I could feel the weight of invisible chains that would keep me locked here. The cold kiss of metal was yet to be wrapped around my wrists, but I was still a prisoner nonetheless.
“Fuck!” I hissed, panic winning the war of my emotions, gripping me in a vice as my heart twisted for one agonising moment before I forced air into my lungs.
He couldn’t leave. I didn’t want him to, didn’t want to be left alone here.
I flew at the door yanking at a handle that didn’t move and spun immediately to the only other door. It slammed open under my palms, showing me nothing but an ordinary bathroom.
The all-consuming need to get out left me with no time to be thankful for what the second door had shown me, and instead I found myself in front of the windows, ripping the curtains aside to allow the light to flood in.
No bars.
No fucking bars.
My body was shaking as I ran to the table, fingers gripping the back of one of the pointless chairs as I heaved it across the room.
I didn’t care that I was definitely not on the ground floor. It didn’t matter that I had no way of getting out other than jumpingto what the distant, rational part of me knew would at best be a broken ankle.
At worst I wouldn’t need to escape because I’d be dead, splattered onto the cobbles.
All that mattered was I needed to get out.
With whatever waning strength was left to me, I hurled the chair at the window, ducking immediately and covering my head, preparing for the shower of shards that would surely follow the crash of wood against glass.
It didn’t come. The telltale crunch was missing. Instead, there was a dull thud as the chair fell to the floor, its front two legs broken from its anticlimactic impact, and my heart sank as the truth of my situation became even clearer.

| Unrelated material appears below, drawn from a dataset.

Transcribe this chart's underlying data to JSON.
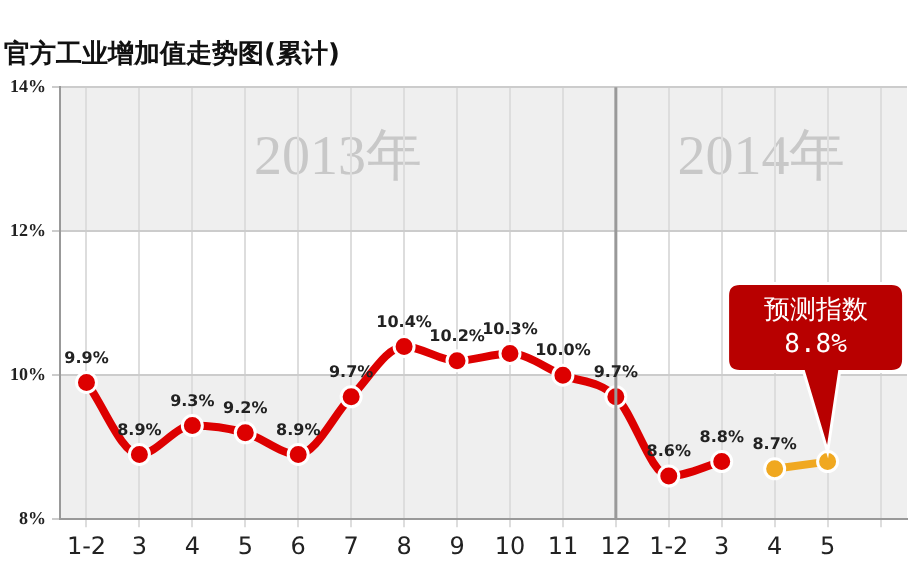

I rose as fast as the panic that was churning inside me, thudding in time with my pulse as I lurched to the door that had sealed me in here, banging my fists against wood I knew I couldn’t break through.
A crackle of magik flared in my hands as I tried again, crashing against it before a pain in my chest sent me staggering back and I fell to my knees—a sharp jolt lancing up through my legs at the contact with the hard floor.
“NO!” I screamed, a sob escaping my lips as my heart was squeezed in a vice-like grip that felt as though it would explode with my next breath, hot tears falling down my face.
I managed to suck in a rattling breath as the door was thrown wide, banging into the wall and the entire doorway was filled by Marcellus. Crisp, clear air floated around me, my chest easing a fraction as it filled my lungs and I tilted back to look up at him, falling backwards as I did.
From under his hood, rage was etched into his features, eyes glowing as he reached for me. I found myself reaching for him, too, and he pulled me up like I weighed nothing. Strong arms,thick with muscle, held me enveloped within the folds of his cloak.
His myriad of weapons crushed against me but none of them marked my skin. At the contact between us the pressure in my heart ceased. My body relaxing, chest loosening as the tug was no longer painful. Instead, it almost buzzed at our proximity.
I fisted my hands in one of the leather straps across his chest as he carried me to the bed. Laying me down gently, he straightened as he brushed a tear from my cheek with his thumb, his touch like lightning against my skin. His face was no longer carved with rage despite the icy gaze that seared into my soul.
I didn’t move, didn’t speak. I hardly dared to breathe. With one last look over my face he turned back to the door, fingers flexing at his sides.
“Rest, little one,” he said quietly before pulling the door shut once more.
The dull thud of the heavy wood confirmed my imprisonment, and my heart ached as I stayed curled on the bed.
There was no final click of a lock, but they didn’t need it to keep me in here. I was trapped either way.
What did they want from me?
I had nothing for these people, someone must have made a mistake. Knowing I would be going nowhere soon, I forced my body to relax into the bed, groaning as my aching muscles sank gratefully into the soft covers.
For once I didn’t try to fight the call of sleep. I needed it, desperately. I let my stinging eyes flutter closed hoping that when I woke, I could figure out a plan to leave. To go home.